Let us consider the following goal:

\begin{coq_eval}
Lemma ex_dep : (n,m:nat)(H:(Le (S n) m))(Q (S n) m H).
Intros.
\end{coq_eval}

\begin{coq_example}
Show.
\end{coq_example}

As \texttt{H} occurs in the goal, we may want to reason by cases on its
structure and so, we would like  inversion tactics to
substitute \texttt{H} by the corresponding term in constructor form. 
Neither \texttt{Inversion} nor  {\tt Inversion\_clear} make such a
substitution. 
To have such a behavior we use the dependent inversion tactics:

\begin{coq_example}
Dependent Inversion_clear H.
\end{coq_example}

Note that \texttt{H} has been substituted by \texttt{(LeS n m0 l)} and
\texttt{m} by \texttt{(S m0)}.

\example{using already defined inversion  lemmas}

\begin{coq_eval}
Abort.
\end{coq_eval}

For example, to generate the inversion lemma for the instance
\texttt{(Le (S n) m)} and the sort \texttt{Prop} we do:

\begin{coq_example*}
Derive Inversion_clear leminv with (n,m:nat)(Le (S n) m) Sort Prop.
\end{coq_example*}

\begin{coq_example}
Check leminv.
\end{coq_example}

Then we can use the proven inversion lemma:

\begin{coq_example}
Show.
\end{coq_example}

\begin{coq_example}
Inversion H using leminv.
\end{coq_example}

\begin{coq_eval}
Reset Initial.
\end{coq_eval}

\section{\tt AutoRewrite}
\label{AutoRewrite-example}

Here are two examples of {\tt AutoRewrite} use. The first one ({\em Ackermann
function}) shows actually a quite basic use where there is no conditional
rewriting. The second one ({\em Mac Carthy function}) involves conditional
rewritings and shows how to deal with them using the optional tactic of the
{\tt Hint~Rewrite} command.

\firstexample
\example{Ackermann function}
%Here is a basic use of {\tt AutoRewrite} with the Ackermann function:

\begin{coq_example*}
Require Arith.

Variable Ack:nat->nat->nat.

Axiom Ack0:(m:nat)(Ack (0) m)=(S m).
Axiom Ack1:(n:nat)(Ack (S n) (0))=(Ack n (1)).
Axiom Ack2:(n,m:nat)(Ack (S n) (S m))=(Ack n (Ack (S n) m)).
\end{coq_example*}

\begin{coq_example}
Hint Rewrite [ Ack0 Ack1 Ack2 ] in base0.

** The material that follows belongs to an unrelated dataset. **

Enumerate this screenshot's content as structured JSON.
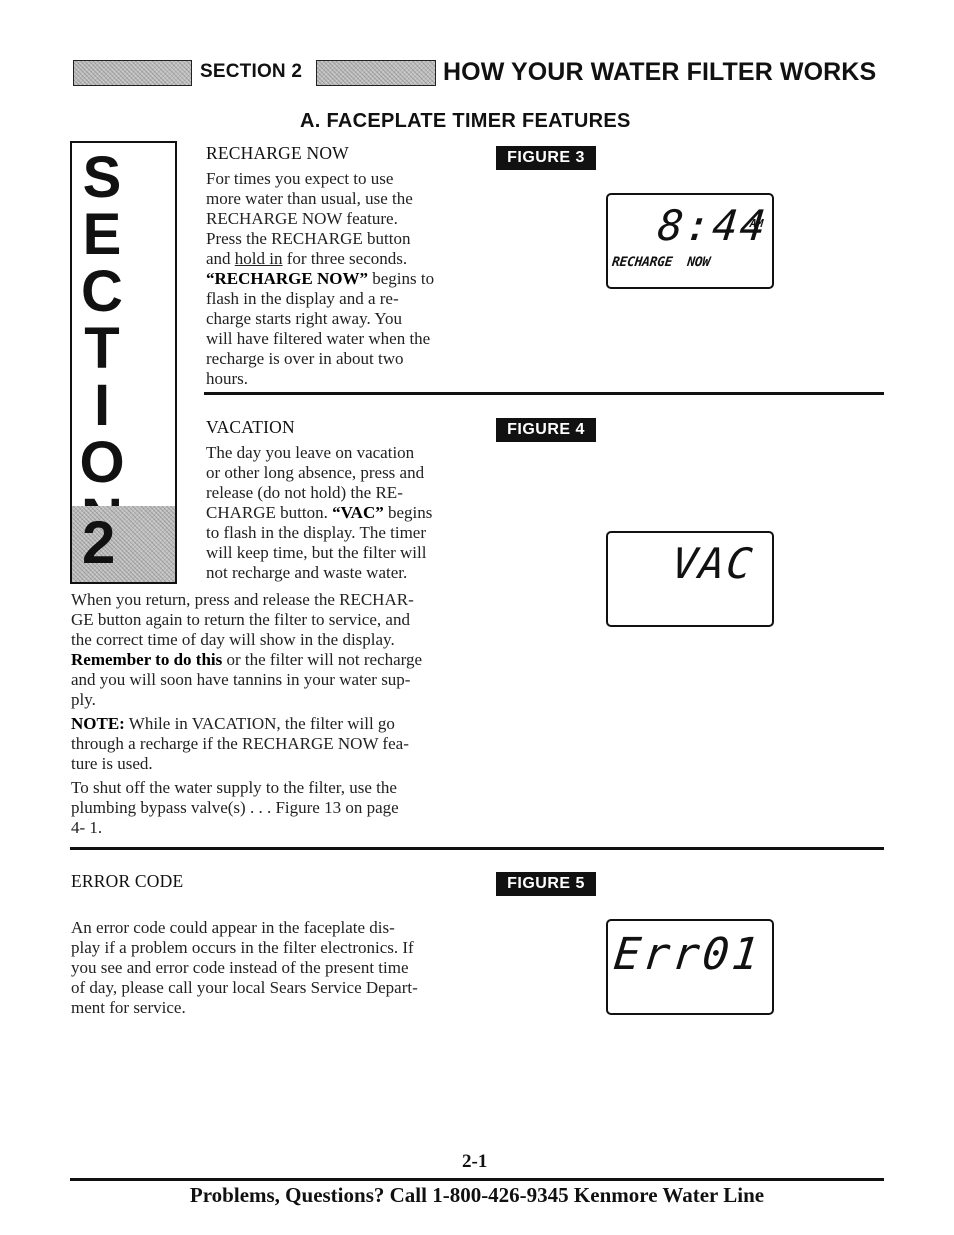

Lemma ResAck0:(Ack (3) (2))=(29).
AutoRewrite [ base0 ] using Try Reflexivity.
\end{coq_example}

\begin{coq_eval}
Reset Initial.  
\end{coq_eval}

\example{Mac Carthy function}
%The Mac Carthy function shows a more complex case:

\begin{coq_example*}
Require Omega.

Variable g:nat->nat->nat.

Axiom g0:(m:nat)(g (0) m)=m.
Axiom g1:
  (n,m:nat)(gt n (0))->(gt m (100))->(g n m)=(g (pred n) (minus m (10))).
Axiom g2:
  (n,m:nat)(gt n (0))->(le m (100))->(g n m)=(g (S n) (plus m (11))).
\end{coq_example*}

\begin{coq_example}
Hint Rewrite [ g0 g1 g2 ] in base1 using Omega.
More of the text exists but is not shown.